Заключенный сидит в камере два на два. Условия задачи таковы, что у него всего один ход, две опции, и одна хуже другой. Он может процарапать на стене озеро, облака, тонущие в синеве очертания холмов, изумрудную траву и малахитовые кроны деревьев и даже, если он такой умный, башню. А может – внимательно осмотреться по сторонам, попытаться понять, как устроена темница, и сделать все что в его силах, чтобы помочь другим расшатать ее палимпсестом покрытые рисунками стены.
Тридцать лет Пелевина
Дочитав «Чапаева и Пустоту», я не мог усидеть на месте – поехал кататься. Ночь, ноябрь, Питер, не лучшее время для велосипеда – но просто ходить было мало, душа просила скорости и ветра в лицо. Такая книга.

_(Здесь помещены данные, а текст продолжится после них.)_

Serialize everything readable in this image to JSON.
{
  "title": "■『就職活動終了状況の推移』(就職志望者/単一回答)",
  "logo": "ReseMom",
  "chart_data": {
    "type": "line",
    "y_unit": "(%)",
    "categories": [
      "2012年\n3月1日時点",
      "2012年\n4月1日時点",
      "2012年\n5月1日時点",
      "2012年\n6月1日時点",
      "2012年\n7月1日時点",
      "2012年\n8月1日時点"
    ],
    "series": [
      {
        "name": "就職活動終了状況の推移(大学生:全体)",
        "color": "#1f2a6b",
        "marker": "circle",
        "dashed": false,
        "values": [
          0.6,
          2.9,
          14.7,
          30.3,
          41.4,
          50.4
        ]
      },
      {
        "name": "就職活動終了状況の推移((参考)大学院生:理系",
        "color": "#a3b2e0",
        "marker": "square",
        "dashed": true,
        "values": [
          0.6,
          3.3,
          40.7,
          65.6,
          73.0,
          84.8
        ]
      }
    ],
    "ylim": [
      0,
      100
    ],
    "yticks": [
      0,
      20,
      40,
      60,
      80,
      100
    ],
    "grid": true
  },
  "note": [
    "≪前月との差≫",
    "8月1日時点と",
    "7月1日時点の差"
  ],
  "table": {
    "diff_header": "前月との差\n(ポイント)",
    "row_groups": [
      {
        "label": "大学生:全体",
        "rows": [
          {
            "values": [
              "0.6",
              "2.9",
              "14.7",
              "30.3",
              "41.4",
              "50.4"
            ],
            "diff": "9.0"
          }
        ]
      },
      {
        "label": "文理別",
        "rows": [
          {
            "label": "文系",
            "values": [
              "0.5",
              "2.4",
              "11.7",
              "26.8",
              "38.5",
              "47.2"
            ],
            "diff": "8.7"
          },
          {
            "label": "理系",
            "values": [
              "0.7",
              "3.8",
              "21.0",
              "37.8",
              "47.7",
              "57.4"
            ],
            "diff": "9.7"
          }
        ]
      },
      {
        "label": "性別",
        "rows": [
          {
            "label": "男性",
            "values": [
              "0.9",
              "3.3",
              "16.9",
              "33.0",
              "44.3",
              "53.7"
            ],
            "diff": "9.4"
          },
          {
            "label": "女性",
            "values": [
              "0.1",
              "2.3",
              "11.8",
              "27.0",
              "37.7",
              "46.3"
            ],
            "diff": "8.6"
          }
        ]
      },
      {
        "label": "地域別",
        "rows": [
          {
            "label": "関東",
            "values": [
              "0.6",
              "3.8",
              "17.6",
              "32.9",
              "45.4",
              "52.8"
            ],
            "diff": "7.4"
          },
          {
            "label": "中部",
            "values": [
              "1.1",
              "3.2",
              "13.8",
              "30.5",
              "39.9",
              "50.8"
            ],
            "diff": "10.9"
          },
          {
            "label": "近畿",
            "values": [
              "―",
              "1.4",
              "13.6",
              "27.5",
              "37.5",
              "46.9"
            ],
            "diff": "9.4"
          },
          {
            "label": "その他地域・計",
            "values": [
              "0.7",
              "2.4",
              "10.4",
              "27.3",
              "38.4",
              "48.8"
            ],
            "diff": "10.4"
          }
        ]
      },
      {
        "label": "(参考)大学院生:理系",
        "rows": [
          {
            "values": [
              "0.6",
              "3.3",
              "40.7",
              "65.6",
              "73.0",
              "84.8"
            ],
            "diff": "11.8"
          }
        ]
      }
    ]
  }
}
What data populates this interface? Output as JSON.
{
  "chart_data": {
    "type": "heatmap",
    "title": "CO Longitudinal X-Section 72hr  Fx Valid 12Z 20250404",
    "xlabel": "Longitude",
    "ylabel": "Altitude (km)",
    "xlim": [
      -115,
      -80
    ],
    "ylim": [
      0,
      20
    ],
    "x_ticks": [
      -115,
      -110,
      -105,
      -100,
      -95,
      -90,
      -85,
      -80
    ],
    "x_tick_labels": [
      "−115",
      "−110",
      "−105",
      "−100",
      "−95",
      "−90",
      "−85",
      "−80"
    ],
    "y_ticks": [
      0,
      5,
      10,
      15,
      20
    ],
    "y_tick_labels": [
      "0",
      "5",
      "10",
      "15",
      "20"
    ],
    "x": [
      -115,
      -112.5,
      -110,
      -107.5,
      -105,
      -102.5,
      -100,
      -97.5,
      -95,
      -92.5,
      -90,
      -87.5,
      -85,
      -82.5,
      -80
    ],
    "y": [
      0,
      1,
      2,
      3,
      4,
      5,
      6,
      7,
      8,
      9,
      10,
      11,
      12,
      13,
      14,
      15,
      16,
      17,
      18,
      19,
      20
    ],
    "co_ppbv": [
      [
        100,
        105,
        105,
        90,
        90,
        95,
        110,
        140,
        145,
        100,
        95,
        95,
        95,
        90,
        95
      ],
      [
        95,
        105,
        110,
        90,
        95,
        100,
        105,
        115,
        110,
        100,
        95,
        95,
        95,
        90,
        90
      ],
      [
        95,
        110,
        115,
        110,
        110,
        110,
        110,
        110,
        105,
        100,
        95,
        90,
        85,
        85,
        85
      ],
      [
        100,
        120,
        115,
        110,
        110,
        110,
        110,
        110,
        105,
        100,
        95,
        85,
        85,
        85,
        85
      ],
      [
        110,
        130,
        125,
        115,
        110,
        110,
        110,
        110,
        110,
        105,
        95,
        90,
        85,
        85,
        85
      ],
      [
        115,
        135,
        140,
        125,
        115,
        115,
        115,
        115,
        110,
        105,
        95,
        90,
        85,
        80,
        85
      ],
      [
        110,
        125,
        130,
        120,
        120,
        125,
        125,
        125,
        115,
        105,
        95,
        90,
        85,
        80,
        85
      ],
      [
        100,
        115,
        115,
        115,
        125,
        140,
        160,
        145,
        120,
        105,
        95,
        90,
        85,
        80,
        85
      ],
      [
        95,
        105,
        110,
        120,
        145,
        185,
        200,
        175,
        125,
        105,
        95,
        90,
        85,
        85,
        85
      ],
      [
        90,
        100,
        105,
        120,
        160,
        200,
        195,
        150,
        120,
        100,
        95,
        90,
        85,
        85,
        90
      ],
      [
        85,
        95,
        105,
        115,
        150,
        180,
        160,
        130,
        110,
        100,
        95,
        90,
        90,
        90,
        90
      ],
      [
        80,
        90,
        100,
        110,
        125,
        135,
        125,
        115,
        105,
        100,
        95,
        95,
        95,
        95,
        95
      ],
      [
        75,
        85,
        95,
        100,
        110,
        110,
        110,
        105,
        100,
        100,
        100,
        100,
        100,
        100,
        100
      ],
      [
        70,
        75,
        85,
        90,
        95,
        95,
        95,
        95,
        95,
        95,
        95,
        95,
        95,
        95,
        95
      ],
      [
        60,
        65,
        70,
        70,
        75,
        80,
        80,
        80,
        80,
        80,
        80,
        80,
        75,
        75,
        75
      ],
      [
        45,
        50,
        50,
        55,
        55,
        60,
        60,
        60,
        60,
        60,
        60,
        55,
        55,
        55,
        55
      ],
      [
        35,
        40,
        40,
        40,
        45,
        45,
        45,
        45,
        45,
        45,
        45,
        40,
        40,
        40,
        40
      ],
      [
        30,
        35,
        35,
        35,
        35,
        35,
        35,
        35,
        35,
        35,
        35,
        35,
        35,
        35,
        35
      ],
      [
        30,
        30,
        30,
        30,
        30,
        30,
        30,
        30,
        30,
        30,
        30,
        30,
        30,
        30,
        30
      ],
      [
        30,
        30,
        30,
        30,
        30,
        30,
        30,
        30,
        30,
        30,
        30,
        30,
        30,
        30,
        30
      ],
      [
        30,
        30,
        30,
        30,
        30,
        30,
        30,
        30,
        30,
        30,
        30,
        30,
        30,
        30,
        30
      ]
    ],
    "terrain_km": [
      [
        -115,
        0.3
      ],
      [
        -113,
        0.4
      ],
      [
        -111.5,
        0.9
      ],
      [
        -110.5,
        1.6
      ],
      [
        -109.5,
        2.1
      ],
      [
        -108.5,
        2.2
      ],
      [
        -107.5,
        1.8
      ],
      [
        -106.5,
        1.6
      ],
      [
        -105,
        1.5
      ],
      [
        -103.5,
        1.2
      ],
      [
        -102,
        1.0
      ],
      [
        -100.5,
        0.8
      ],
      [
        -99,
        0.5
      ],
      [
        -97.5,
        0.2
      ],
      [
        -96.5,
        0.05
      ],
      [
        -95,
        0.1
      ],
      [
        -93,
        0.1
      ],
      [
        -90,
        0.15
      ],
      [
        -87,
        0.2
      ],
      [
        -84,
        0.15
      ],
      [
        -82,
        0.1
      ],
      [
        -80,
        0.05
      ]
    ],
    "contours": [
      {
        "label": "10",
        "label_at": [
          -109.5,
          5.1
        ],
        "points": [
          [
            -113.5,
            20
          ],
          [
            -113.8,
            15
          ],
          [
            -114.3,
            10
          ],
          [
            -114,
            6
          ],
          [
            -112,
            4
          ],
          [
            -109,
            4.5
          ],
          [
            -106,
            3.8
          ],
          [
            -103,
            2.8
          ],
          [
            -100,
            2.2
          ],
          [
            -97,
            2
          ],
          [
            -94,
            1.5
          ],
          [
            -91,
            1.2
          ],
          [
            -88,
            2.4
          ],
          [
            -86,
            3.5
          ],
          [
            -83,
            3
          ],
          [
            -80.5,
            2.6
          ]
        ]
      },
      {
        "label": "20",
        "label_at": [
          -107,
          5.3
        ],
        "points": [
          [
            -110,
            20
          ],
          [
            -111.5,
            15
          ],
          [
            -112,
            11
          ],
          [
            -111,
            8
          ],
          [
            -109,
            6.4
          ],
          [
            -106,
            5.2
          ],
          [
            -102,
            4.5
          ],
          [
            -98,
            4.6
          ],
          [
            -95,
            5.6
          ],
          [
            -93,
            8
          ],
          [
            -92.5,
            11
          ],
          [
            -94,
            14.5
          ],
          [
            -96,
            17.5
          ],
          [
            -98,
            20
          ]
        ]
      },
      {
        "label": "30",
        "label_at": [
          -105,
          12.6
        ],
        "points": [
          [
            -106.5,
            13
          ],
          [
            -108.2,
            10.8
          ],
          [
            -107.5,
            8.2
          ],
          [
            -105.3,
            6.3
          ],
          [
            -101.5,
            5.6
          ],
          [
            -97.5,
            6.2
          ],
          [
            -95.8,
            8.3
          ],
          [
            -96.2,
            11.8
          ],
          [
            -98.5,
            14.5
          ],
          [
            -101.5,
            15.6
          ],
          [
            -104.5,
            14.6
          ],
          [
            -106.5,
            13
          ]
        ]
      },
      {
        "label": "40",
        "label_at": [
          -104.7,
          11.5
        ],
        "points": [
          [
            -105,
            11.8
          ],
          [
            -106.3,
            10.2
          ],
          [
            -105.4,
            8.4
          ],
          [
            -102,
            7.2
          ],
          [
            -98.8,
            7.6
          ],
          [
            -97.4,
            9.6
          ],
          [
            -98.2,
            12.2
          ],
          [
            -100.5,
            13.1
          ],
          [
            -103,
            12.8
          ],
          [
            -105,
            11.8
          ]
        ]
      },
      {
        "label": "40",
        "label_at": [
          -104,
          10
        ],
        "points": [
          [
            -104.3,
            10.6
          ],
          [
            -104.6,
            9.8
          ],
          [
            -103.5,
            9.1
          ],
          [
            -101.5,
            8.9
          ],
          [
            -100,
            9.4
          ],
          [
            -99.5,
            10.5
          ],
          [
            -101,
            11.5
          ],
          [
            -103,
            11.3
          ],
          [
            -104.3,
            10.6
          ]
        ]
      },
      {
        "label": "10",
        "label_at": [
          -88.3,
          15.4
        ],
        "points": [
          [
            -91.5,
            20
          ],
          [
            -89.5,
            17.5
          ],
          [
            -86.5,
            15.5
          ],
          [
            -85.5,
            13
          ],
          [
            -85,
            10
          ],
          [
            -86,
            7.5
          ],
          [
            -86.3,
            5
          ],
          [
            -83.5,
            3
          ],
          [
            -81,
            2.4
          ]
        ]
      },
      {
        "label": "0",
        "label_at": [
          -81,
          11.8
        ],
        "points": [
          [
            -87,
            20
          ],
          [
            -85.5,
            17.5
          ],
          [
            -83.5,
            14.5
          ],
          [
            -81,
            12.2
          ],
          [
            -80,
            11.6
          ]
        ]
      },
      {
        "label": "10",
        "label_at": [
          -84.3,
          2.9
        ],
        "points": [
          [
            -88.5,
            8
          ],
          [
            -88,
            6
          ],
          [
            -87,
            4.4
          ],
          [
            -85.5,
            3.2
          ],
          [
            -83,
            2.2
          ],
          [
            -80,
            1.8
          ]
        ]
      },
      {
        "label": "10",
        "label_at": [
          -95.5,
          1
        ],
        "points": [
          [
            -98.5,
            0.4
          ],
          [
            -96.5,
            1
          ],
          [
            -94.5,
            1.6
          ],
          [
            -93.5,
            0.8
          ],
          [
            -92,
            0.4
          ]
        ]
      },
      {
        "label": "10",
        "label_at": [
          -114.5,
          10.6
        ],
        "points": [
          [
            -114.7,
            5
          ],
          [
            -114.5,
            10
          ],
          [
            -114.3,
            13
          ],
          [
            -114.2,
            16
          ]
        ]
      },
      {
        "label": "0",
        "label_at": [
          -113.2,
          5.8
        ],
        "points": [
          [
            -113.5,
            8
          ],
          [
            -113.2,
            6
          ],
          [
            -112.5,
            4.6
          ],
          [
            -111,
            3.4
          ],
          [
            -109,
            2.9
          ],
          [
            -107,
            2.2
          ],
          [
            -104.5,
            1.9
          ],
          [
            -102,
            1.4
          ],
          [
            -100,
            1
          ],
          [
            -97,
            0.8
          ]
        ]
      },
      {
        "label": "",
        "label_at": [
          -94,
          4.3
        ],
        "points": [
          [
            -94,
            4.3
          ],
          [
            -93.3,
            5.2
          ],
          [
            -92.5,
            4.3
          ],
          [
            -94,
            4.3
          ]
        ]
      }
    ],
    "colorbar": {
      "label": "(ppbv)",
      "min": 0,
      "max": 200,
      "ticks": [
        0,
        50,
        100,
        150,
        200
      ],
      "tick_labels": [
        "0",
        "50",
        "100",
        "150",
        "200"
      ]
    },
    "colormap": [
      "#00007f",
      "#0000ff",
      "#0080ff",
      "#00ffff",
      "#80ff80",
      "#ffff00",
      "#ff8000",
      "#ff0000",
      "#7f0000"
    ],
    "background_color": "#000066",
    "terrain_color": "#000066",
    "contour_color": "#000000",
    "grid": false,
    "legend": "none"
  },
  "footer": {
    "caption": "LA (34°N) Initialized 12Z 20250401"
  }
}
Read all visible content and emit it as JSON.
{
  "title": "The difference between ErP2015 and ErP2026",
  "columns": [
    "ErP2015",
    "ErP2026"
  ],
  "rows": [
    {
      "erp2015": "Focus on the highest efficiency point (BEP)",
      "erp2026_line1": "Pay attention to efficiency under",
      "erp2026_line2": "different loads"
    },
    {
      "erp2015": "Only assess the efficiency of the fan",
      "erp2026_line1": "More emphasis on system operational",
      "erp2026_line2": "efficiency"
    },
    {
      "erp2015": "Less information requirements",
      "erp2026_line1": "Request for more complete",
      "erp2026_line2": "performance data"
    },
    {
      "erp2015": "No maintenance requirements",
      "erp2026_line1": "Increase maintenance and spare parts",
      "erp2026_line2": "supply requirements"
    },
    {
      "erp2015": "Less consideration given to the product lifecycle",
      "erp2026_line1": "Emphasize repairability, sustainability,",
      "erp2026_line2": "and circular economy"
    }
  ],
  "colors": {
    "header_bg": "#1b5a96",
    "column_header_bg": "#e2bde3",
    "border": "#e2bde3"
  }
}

Давно не перечитывал и взялся снова, потому что никак не мог придумать, что бы такого написать к шестидесятилетию Пелевина. Не потому что о его книгах нечего сказать – слишком много; десятки монографий и сотни статей написаны, и напишут еще, – а потому что автор заранее исключил себя из разговора о своих книгах. Неловко говорить о биографии писателя, который с самого начала дал понять, что она не имеет никакого значения и никакого отношения к его книгам, а что такое юбилей, как не факт биографии? И все-таки юбилей, как не поговорить? И значит, единственный способ говорить о юбилее Пелевина – говорить о нем как о факте биографии, но своей. Нет, автор этих строк сам не любит фотографироваться на фоне достопримечательностей, но в данном случае оправдание есть такое: как ни встань и куда ни наведи камеру, все одно рядом будет Пелевин.
Я летел по темной набережной Кутузова – справа Нева, слева Летний сад, морось и брызги в лицо – и пытался вспомнить, когда я прочитал «Чапаева и Пустоту» впервые. Не смог. Как будто бы эта книга была со мной всегда. И все-таки, вероятно, мне было лет семнадцать. Во всяком случае, на втором актерском курсе, куда меня ненадолго занесло после школы, мы с товарищем уже играем сценку из романа: товарищ – Петька, я – фон Эрнен. «Раньше кто угодно мог швырнуть из зала на сцену тухлое яйцо, а сейчас со сцены каждый день палят из нагана, а могут и бомбу кинуть…»
Вот первая примета времени: в мои семнадцать, или сколько там, самой понятной для меня частью книги были ее дзенские мениппеи. Я ничего не знал про Революцию и Гражданскую войну, не задумывался, что произошло со страной в 1991-м, не пробовал наркотиков, не знал женщин, не читал Декарта; но что мир в уме, ум нигде, а я – отсвет лампы на бутылке, – это я понимал очень хорошо. Что ж тут непонятного. Я еще и Догэна читал. Проще всего отмахнуться, произнеся ритуальные слова о юношеском солипсизме – и, возможно, так оно и было, – только вот ведь какая штука. Когда Лакан говорит о Я как воображаемой функции субъекта, о субъекте как феномене языка и о принципиальной недостижимости Реального – это ведь примерно те же яйца, только в профиль, а от Лакана попробуй отмахнись, замучаешься за базар вывозить.
Девяностые, как квартира алкаша – пустыми бутылками, были полны духовностью самого разного разлива (надо ли говорить: паленой). Один воссоединялся с матушкой-землей по Порфирию Иванову, другому Свидетели Иеговы, поймав на улице, всучивали бесплатную Библию, третий практиковал практики вместе с ламой Оле Нидалом, четвертого очаровывало научным звучанием слово «сайентология» – и так до бесконечности, и допив одну бутылку, страждущий прикладывался к другой. Чудовищное небрежение актуальным гуманитарным образованием в позднем Союзе привело к тому, что люди, в целом представлявшие себе принцип работы ядерного реактора, знающие основы интегрального исчисления и способные, среди ночи разбуди, объяснить процесс фотосинтеза, – как жертвы ярмарочных наперсточников, развесили уши, когда им стали втирать про чакры и биотоки, божественную энергию и космические лучи.